The civic strike was organized by the Inter-Institutional Committee of Santa Cruz. Its three leading figures were Camacho, Rómulo Calvo, president of the Santa Cruz Civic Committee, and Vicente Cuéllar, rector of the Autonomous University of Gabriel René Moreno. Since the early 2000s, the department of Santa Cruz has been the heart of regional autonomy struggles against centralized state power, mounting consistent challenges to Morales from the right, including strikes, mass gatherings and outbursts of violence. (The ‘civic coup’ attempt of 2008 marked the pinnacle of this trend.) This time around, enforcement of the strike in the predominantly indigenous informal markets of the city was carried out by roving motorcycle gangs armed with machetes and clubs – a signature of Camacho’s right-wing street politics – as well as coordinated assaults and robberies by the proto-fascist Cruceño Youth Union. Petty vendors opposed to the strike mounted resistance where they could, above all in the working-class municipal district of Plan 3000, leading to ferocious nightly clashes that helped weaken the strike toward the end of November. Arce has now agreed to bring the census forward to 23 March 2024, ensuring that the results will be factored into the next election.

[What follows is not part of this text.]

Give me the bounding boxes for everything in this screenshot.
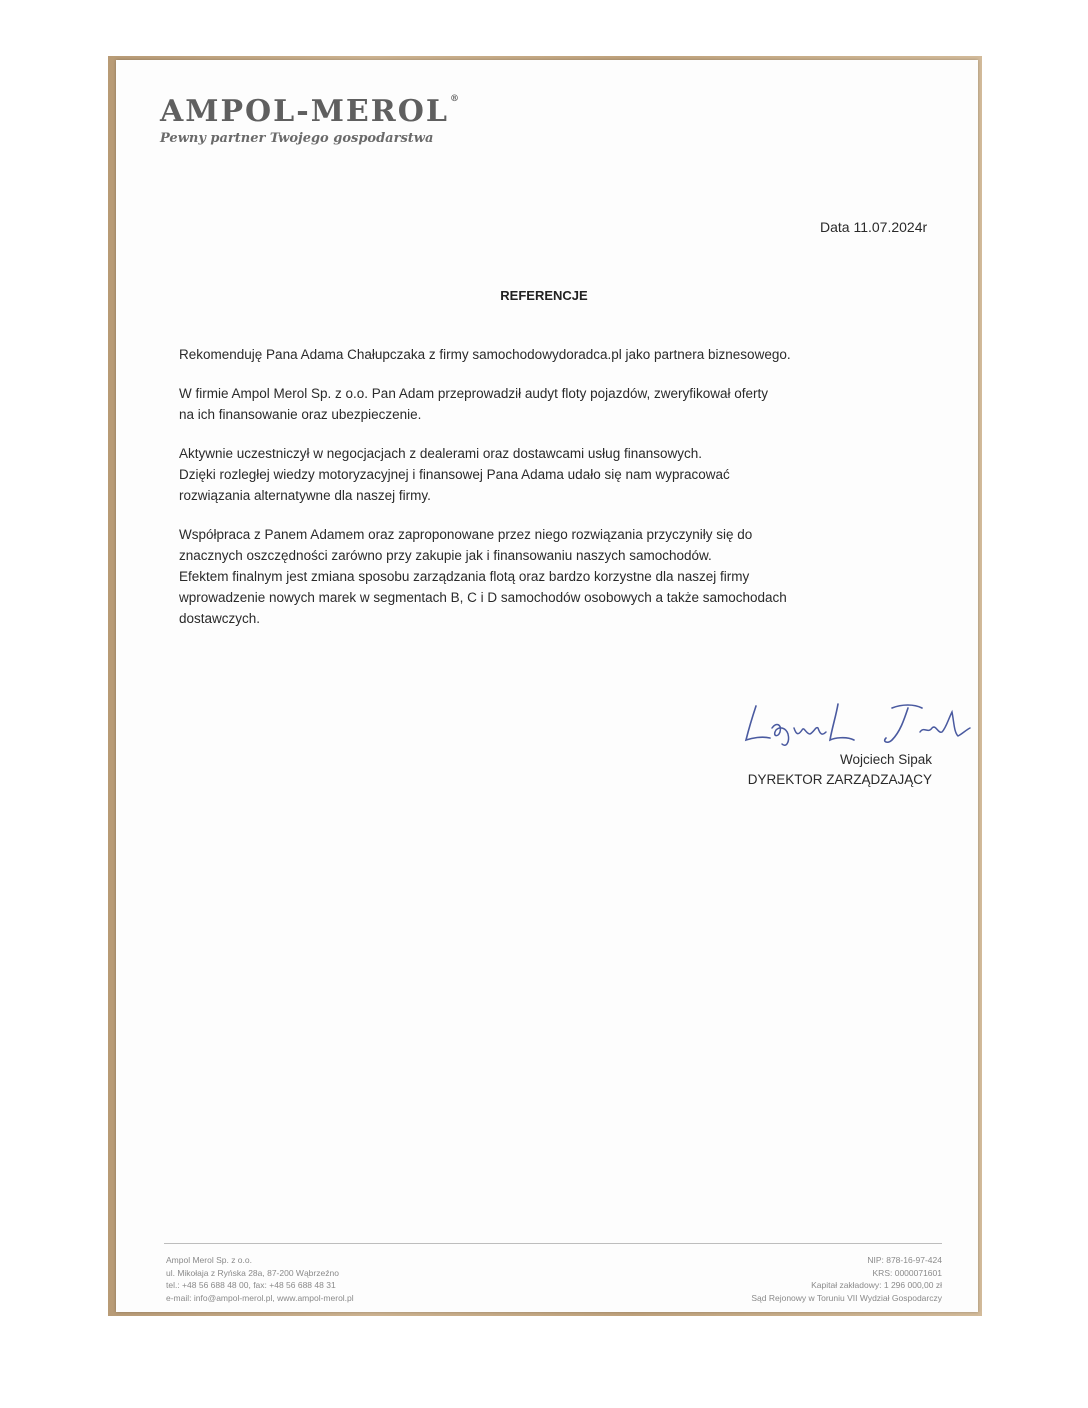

The unrest in Santa Cruz revealed the persistent territorialized power of the extreme right in the eastern lowlands and their disquieting capacity for street violence. Yet it also exposed their inability to project national power by uniting with the country’s wider conservative forces or winning support from the state security apparatus. Despite the rhetoric of some on the left, and the deluded fantasies of some on the cruceño right, the civic mobilizations of October and November last year never threatened to develop into another full-scale coup. Business associations in Santa Cruz lent only tepid support as the civic strike wore on and Camacho’s unpredictable street politics became more of a burden than an expression of strength. The ephemeral unity that enabled the overthrow of Morales in 2019 is now a distant memory. Without the figure of Morales to provide focus and clarity, the myriad groupings that made up the golpista coalition immediately fractured, pursuing their separate, parochial priorities. With the arrest of Camacho, the cruceño elite will need to embark on an additional round of recomposition.

Yet, although the right lacks a viable national project, the masistas shouldn’t underestimate their adversaries. Their territorial power bases will allow them to launch more destabilizing actions. They have the support of domestic and international capital, and they control the media and universities. In conditions of stagnation and crisis, from which the MAS cannot easily escape, it would be unwise to assume that the petit bourgeoisie, the police and the military will continue to support the constitutional order. Their loyalties are fickle – and as they change, so will Bolivia.